Sunday, July 04, 2010

Review - Lymelife

If you think suburban life is hell, try watching movies about how suburban life is hell. Derick Martini's Lymelife might be based on the director's own upbringing (he wrote the screenplay with his brother Steven) but for many viewers, the film will feel all too familiar. In particular, Lymelife can't escape the shadow of The Ice Storm, a film that covered similar themes in a similar setting but with greater insight and class, and the Martinis' personal connection to the material isn't enough to give the events they depict any resonance. Every cliché of the suburban family drama is here – a stifling sense of conformity, marriages crumbling, teens getting their first taste of sex and drugs – and despite the best efforts of the cast, Lymelife just goes over old ground without ever unearthing anything that feels fresh.

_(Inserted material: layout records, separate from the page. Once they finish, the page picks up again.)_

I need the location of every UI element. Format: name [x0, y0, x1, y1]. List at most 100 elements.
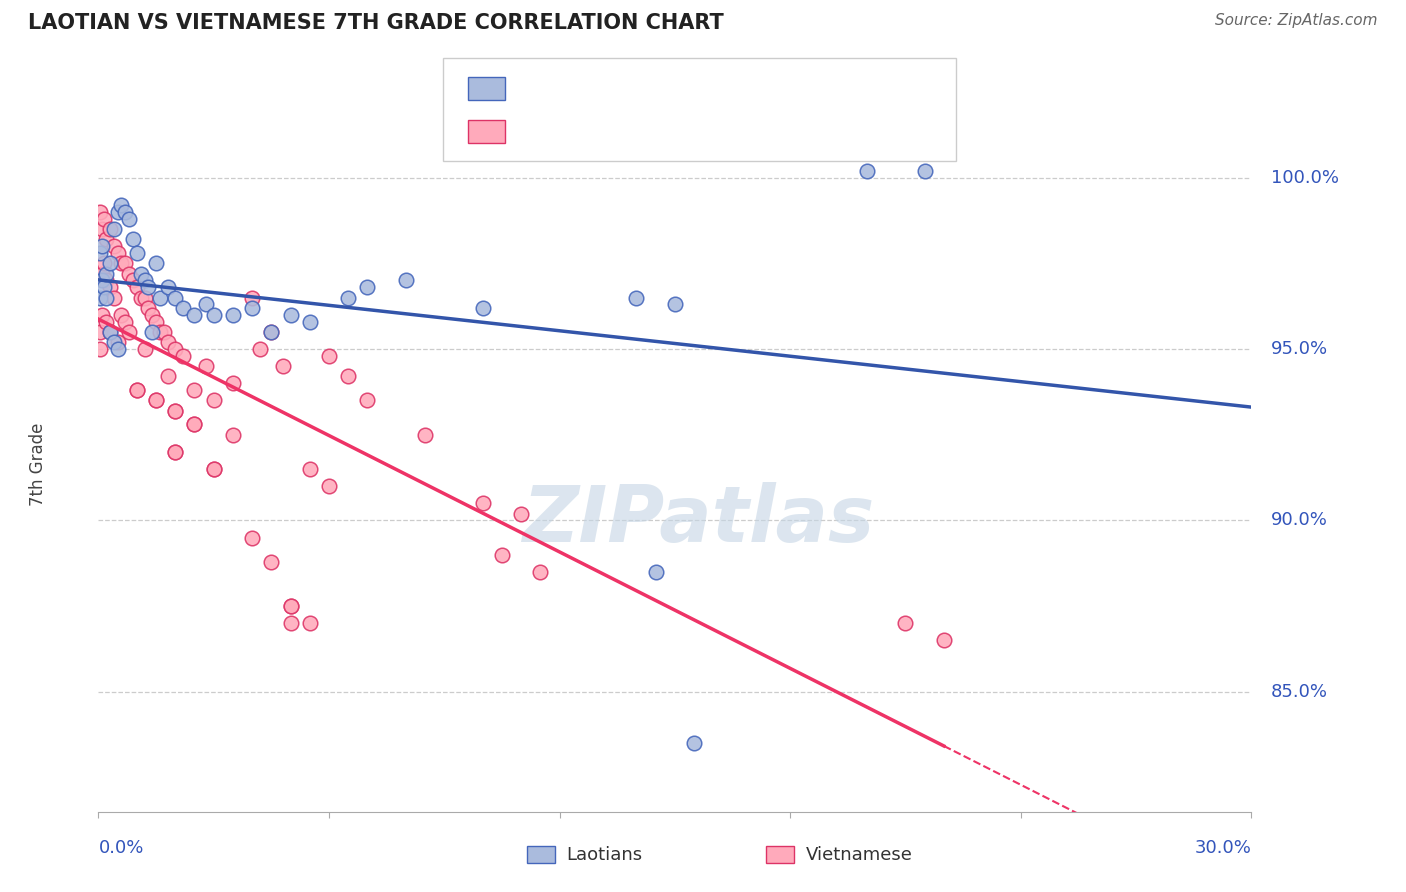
- Point: [165, 291, 187, 305]
- Point: [318, 349, 340, 363]
- Point: [134, 273, 156, 287]
- Point: [195, 359, 218, 373]
- Point: [122, 232, 145, 246]
- Point: [260, 325, 283, 339]
- Point: [260, 325, 283, 339]
- Point: [471, 496, 494, 510]
- Point: [98, 280, 121, 294]
- Point: [91, 222, 114, 236]
- Point: [103, 335, 125, 350]
- Point: [145, 393, 167, 408]
- Point: [145, 393, 167, 408]
- Text: 45: 45: [685, 79, 710, 98]
- Point: [222, 308, 245, 322]
- Point: [165, 445, 187, 459]
- Text: Vietnamese: Vietnamese: [806, 846, 912, 863]
- Text: Source: ZipAtlas.com: Source: ZipAtlas.com: [1215, 13, 1378, 29]
- Point: [395, 273, 418, 287]
- Point: [89, 291, 111, 305]
- Point: [183, 417, 205, 432]
- Point: [202, 462, 225, 476]
- Point: [93, 211, 115, 226]
- Point: [125, 246, 148, 260]
- Point: [94, 267, 117, 281]
- Point: [172, 301, 194, 315]
- Point: [529, 565, 551, 579]
- Point: [129, 267, 152, 281]
- Point: [183, 308, 205, 322]
- Point: [280, 616, 302, 631]
- Point: [280, 308, 302, 322]
- Point: [260, 555, 283, 569]
- Point: [165, 445, 187, 459]
- Text: R =: R =: [519, 123, 558, 141]
- Point: [664, 297, 686, 311]
- Point: [107, 335, 129, 350]
- Point: [318, 479, 340, 493]
- Point: [240, 531, 263, 545]
- Point: [122, 273, 145, 287]
- Point: [98, 325, 121, 339]
- Point: [125, 280, 148, 294]
- Text: 0.129: 0.129: [565, 79, 621, 98]
- Point: [280, 599, 302, 613]
- Point: [98, 325, 121, 339]
- Text: 30.0%: 30.0%: [1195, 839, 1251, 857]
- Point: [894, 616, 917, 631]
- Text: 100.0%: 100.0%: [1271, 169, 1339, 186]
- Point: [91, 273, 114, 287]
- Point: [240, 291, 263, 305]
- Point: [165, 403, 187, 417]
- Point: [114, 315, 136, 329]
- Text: ZIPatlas: ZIPatlas: [522, 482, 875, 558]
- Text: -0.352: -0.352: [565, 123, 630, 141]
- Point: [172, 349, 194, 363]
- Point: [94, 315, 117, 329]
- Point: [94, 291, 117, 305]
- Point: [98, 256, 121, 270]
- Point: [202, 462, 225, 476]
- Point: [152, 325, 174, 339]
- Point: [156, 369, 179, 384]
- Point: [280, 599, 302, 613]
- Point: [91, 239, 114, 253]
- Point: [89, 325, 111, 339]
- Point: [114, 205, 136, 219]
- Text: 85.0%: 85.0%: [1271, 682, 1327, 701]
- Point: [110, 308, 132, 322]
- Text: N =: N =: [634, 79, 673, 98]
- Text: 0.0%: 0.0%: [98, 839, 143, 857]
- Point: [110, 256, 132, 270]
- Text: 77: 77: [696, 123, 721, 141]
- Point: [98, 222, 121, 236]
- Point: [298, 462, 321, 476]
- Point: [134, 291, 156, 305]
- Point: [145, 315, 167, 329]
- Point: [298, 315, 321, 329]
- Point: [626, 291, 648, 305]
- Point: [91, 308, 114, 322]
- Point: [471, 301, 494, 315]
- Point: [491, 548, 513, 562]
- Point: [202, 308, 225, 322]
- Text: 7th Grade: 7th Grade: [30, 422, 48, 506]
- Point: [103, 291, 125, 305]
- Text: Laotians: Laotians: [567, 846, 643, 863]
- Point: [107, 205, 129, 219]
- Point: [222, 427, 245, 442]
- Point: [103, 239, 125, 253]
- Point: [93, 256, 115, 270]
- Point: [413, 427, 436, 442]
- Point: [118, 211, 141, 226]
- Text: R =: R =: [519, 79, 558, 98]
- Point: [125, 383, 148, 397]
- Point: [932, 633, 955, 648]
- Point: [94, 232, 117, 246]
- Text: 95.0%: 95.0%: [1271, 340, 1327, 358]
- Point: [138, 280, 160, 294]
- Point: [156, 335, 179, 350]
- Point: [141, 325, 163, 339]
- Point: [165, 403, 187, 417]
- Point: [91, 267, 114, 281]
- Point: [114, 256, 136, 270]
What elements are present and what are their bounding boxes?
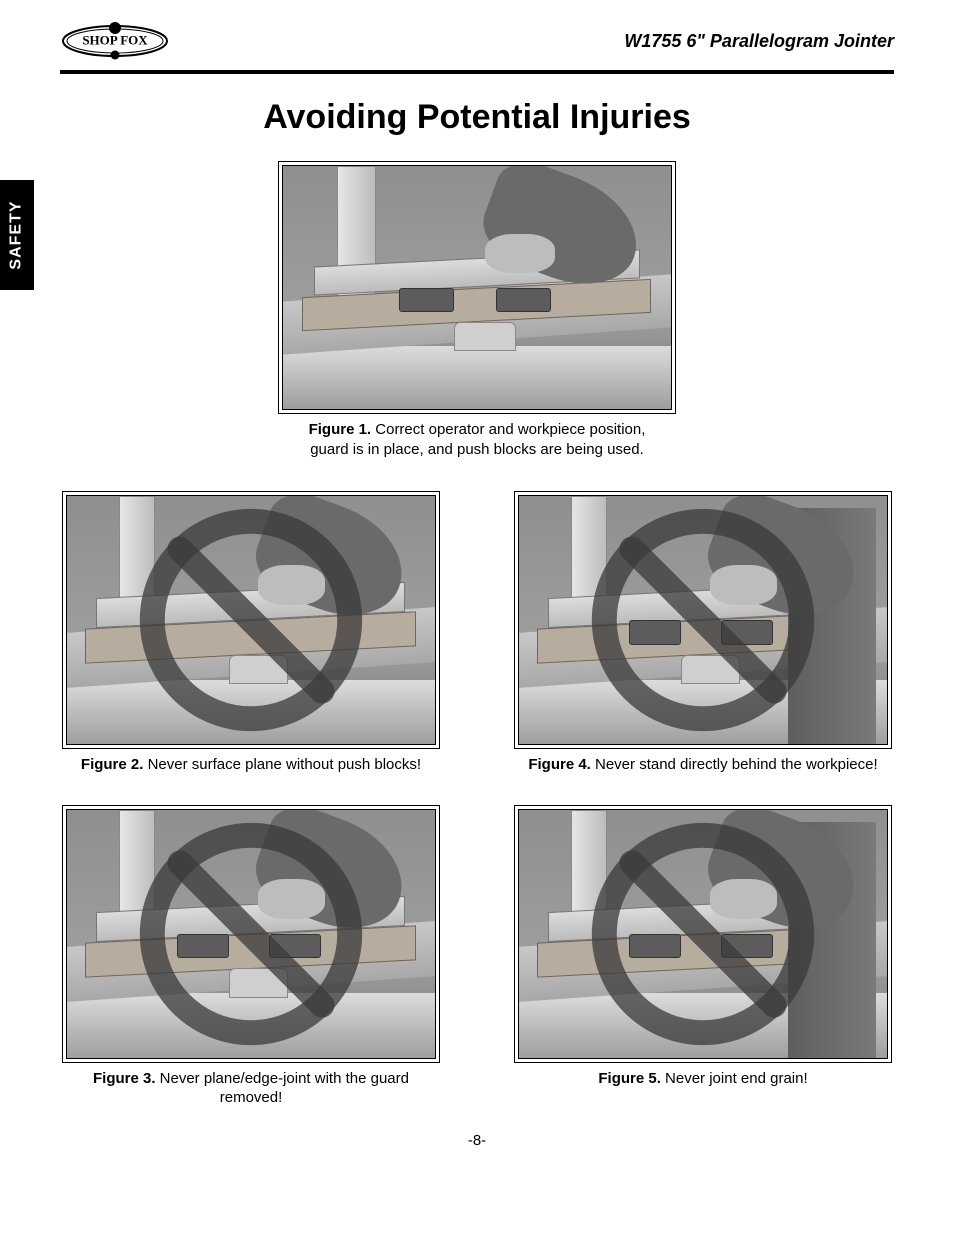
fig2: Figure 2. Never surface plane without pu… [66, 495, 436, 775]
fig5-caption: Figure 5. Never joint end grain! [598, 1069, 807, 1089]
fig4-image [518, 495, 888, 745]
fig5-label: Figure 5. [598, 1070, 661, 1087]
figure-1-label: Figure 1. [309, 421, 372, 438]
fig4-label: Figure 4. [528, 756, 591, 773]
brand-logo: SHOP FOX [60, 20, 170, 62]
fig3-image [66, 809, 436, 1059]
fig4-caption-text: Never stand directly behind the workpiec… [591, 756, 878, 773]
fig2-caption: Figure 2. Never surface plane without pu… [81, 755, 421, 775]
fig2-label: Figure 2. [81, 756, 144, 773]
fig3: Figure 3. Never plane/edge-joint with th… [66, 809, 436, 1108]
page-header: SHOP FOX W1755 6" Parallelogram Jointer [60, 20, 894, 68]
fig3-caption: Figure 3. Never plane/edge-joint with th… [66, 1069, 436, 1108]
figure-1-image [282, 165, 672, 410]
fig4: Figure 4. Never stand directly behind th… [518, 495, 888, 775]
brand-logo-text: SHOP FOX [82, 33, 148, 48]
fig4-caption: Figure 4. Never stand directly behind th… [528, 755, 877, 775]
section-tab-safety: SAFETY [0, 180, 34, 290]
page-title: Avoiding Potential Injuries [60, 98, 894, 137]
fig2-image [66, 495, 436, 745]
fig5: Figure 5. Never joint end grain! [518, 809, 888, 1108]
figure-1: Figure 1. Correct operator and workpiece… [282, 165, 672, 459]
fig2-caption-text: Never surface plane without push blocks! [143, 756, 421, 773]
fig3-caption-text: Never plane/edge-joint with the guard re… [156, 1070, 410, 1107]
fig5-caption-text: Never joint end grain! [661, 1070, 808, 1087]
section-tab-label: SAFETY [8, 200, 26, 269]
header-rule [60, 70, 894, 74]
model-name: W1755 6" Parallelogram Jointer [624, 31, 894, 52]
page-number: -8- [60, 1132, 894, 1149]
figure-grid: Figure 2. Never surface plane without pu… [60, 495, 894, 1108]
fig3-label: Figure 3. [93, 1070, 156, 1087]
figure-1-caption: Figure 1. Correct operator and workpiece… [292, 420, 662, 459]
fig5-image [518, 809, 888, 1059]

Lymelife is set in Long Island in 1979, with that era's outbreak of Lyme disease giving the Martinis a handy ready-made metaphor to play with. Charlie Bragg (a sweaty and bedraggled Timothy Hutton)
has been suffering from the illness for a year, which has put a strain on his relationship with wife Melissa (Cynthia Nixon). As Charlie deteriorates, Melissa takes solace in the arms of her co-worker Mickey Bartlett (Alec Baldwin), whose relationship with his own wife (Jill Hennessy) has hit the skids, a fact that Mickey seems to be unaware of or wilfully ignoring as he ploughs ahead with his plans to build a dream home for his family. Our guide to all of this frustration and misery is 15 year-old Jimmy (Kieran Culkin) who is going through a particularly difficult period in his life, yearning for the Braggs' precocious and seductive daughter (Emma Roberts) while trying to avoid the wrath of the school bullies, and his coming-of-age is the film's central narrative strand.

I suppose there's nothing really wrong with Lymelife, there's just not a great deal to get excited about with it either. The film is well acted by its cast, with Baldwin, Culkin and Hutton giving particularly strong performances, and a couple of scenes have a raw emotional edge. Martini also has a decent visual sense as a director, composing his shorts cleanly and confidently, and he creates an authentic period atmosphere, even if his soundtrack selections have a lazy "hits of the seventies" feel about them. Lymelife's attempts at comedy tend to fall flat, with one scene, the morning after Jimmy loses his virginity, being a misjudgement for all involved, but he cleverly sustains a sense of tension as the film builds towards its tragic finale. Some viewers, however, may find themselves thinking about American Beauty as this finale unfolds, and that's Lymelife's problem; everything it does reminds us of something else. One aspect of the script did stand out for me – the constant mentions of Jimmy's older brother being called up to fight in the Falklands, a conflict that took place years after the events of this film, and one that had no US involvement. That such a sloppy error could have survived every stage of the film's production and found its way into the final cut is perhaps the only thing about Lymelife that's truly remarkable.